I’ve been cleaning out a lot of old files lately, and the results have been surprisingly therapeutic. Few things connect you with your former self like seeing your old handwritten notes. In the case of my old files for The Morgue and Me, there were quite a bunch of those handwritten notes. Gobs of them.
A couple of pages are worth sharing here. They were written early in the process — probably before I wrote the first word of the draft — and they’ll give you a sense of how I begin plotting a novel. At the point that I made these notes, I knew how the novel was going to begin and end, but the route I would take from one point to the other was very much to be determined.
To find that route in The Morgue and Me (and future books), I focused on the characters and their connections with each other. Having those character relationships firmly in mind helps me to think of plot points that can drive the story forward and, eventually, reveal the truth about all of those character relationships.

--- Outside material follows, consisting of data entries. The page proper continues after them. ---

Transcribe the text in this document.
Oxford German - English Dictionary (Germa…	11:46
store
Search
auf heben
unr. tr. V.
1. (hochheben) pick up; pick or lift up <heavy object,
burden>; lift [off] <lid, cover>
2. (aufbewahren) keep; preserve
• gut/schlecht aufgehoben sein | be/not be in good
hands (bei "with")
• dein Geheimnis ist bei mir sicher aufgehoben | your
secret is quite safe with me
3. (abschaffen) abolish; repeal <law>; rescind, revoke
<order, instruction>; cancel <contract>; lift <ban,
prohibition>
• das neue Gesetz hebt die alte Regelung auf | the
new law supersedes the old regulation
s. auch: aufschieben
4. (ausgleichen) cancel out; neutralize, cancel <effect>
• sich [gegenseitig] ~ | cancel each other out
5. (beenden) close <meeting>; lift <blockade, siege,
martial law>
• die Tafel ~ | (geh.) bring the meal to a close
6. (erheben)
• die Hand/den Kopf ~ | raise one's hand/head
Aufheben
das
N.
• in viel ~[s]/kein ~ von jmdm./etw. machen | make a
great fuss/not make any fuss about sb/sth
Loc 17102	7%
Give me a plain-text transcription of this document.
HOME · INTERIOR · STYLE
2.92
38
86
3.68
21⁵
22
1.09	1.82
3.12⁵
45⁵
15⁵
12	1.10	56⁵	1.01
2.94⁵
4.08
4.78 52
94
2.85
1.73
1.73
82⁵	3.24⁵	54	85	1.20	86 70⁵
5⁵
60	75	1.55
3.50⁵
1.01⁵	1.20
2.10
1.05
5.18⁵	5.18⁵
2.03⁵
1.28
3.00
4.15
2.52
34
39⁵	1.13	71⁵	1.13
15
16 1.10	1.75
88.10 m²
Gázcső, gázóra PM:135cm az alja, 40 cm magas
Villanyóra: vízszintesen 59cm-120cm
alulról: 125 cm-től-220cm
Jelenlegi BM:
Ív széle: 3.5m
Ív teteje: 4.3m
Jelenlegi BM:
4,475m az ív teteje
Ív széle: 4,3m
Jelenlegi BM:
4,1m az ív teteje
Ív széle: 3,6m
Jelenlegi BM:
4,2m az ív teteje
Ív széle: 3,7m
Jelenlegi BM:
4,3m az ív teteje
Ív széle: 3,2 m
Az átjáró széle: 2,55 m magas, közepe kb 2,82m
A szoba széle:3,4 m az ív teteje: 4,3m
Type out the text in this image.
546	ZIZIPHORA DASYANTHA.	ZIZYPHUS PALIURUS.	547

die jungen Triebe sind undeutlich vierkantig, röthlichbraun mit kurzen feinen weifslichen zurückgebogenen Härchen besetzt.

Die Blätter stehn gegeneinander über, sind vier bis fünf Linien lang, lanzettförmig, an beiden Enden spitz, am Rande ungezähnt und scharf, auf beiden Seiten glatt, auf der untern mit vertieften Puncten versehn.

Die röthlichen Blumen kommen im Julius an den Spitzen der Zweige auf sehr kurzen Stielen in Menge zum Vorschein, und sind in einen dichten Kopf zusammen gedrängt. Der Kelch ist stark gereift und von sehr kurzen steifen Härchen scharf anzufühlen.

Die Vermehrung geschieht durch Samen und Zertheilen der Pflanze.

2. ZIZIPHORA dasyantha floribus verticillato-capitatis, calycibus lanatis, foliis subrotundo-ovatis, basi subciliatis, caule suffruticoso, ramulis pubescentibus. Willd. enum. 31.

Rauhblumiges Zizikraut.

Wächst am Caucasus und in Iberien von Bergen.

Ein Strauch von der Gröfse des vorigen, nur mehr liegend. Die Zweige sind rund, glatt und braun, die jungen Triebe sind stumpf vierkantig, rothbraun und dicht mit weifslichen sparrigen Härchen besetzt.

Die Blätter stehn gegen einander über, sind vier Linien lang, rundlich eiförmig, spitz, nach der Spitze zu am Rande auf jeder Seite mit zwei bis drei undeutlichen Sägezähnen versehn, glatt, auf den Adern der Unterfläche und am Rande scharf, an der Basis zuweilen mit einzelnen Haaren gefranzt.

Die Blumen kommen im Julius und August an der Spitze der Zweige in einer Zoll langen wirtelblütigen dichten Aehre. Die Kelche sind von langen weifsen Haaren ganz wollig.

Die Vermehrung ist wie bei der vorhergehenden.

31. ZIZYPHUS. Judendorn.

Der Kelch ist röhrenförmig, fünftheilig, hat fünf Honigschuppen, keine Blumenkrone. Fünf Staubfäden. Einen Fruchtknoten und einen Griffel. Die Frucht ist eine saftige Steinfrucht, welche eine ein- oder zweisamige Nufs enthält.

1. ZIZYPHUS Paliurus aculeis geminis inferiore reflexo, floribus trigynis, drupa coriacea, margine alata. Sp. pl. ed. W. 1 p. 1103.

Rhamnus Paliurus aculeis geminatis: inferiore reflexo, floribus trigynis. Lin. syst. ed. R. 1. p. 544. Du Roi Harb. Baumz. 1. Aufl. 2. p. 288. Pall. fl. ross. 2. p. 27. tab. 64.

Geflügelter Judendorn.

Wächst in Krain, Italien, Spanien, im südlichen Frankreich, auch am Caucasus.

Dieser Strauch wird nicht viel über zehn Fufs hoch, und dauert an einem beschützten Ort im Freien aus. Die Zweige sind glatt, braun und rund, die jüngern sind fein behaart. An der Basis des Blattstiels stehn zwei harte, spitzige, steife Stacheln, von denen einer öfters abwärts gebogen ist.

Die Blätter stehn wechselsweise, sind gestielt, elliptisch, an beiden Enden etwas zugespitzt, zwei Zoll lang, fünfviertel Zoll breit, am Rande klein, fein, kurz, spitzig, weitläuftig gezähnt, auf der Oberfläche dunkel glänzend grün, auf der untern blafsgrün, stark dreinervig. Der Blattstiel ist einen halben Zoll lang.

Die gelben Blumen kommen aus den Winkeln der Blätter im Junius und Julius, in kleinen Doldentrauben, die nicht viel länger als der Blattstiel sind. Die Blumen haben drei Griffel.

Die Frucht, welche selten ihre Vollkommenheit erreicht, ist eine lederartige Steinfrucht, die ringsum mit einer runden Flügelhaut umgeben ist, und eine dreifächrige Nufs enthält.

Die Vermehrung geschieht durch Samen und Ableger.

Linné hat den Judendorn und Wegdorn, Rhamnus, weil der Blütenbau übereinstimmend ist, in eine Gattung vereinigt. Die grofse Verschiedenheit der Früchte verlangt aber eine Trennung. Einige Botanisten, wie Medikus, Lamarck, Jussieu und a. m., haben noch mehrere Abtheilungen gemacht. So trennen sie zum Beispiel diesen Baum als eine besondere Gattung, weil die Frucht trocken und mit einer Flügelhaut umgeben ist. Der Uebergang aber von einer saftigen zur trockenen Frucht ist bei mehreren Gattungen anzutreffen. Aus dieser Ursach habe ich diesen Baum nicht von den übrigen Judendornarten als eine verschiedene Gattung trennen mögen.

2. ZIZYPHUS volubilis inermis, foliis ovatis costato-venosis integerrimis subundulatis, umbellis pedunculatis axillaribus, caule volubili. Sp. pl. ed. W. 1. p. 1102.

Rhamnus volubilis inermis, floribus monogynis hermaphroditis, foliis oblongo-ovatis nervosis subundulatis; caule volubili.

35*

I suppose I’m visually inclined, because with every book I like to make a big map of those character relationships. Here’s what an early one looked like for The Morgue and Me (SPOILER ALERT: Don’t look at these toooo closely if you haven’t read the book):
There’s a lot of stuff here that never made it into the book, but it was a start. Eventually, I honed it into something a little cleaner:
Much tidier, yes? Sort of like my files, now that I’ve been through them all. Still, I thought the two little glimpses of my outline process above worth saving for posterity.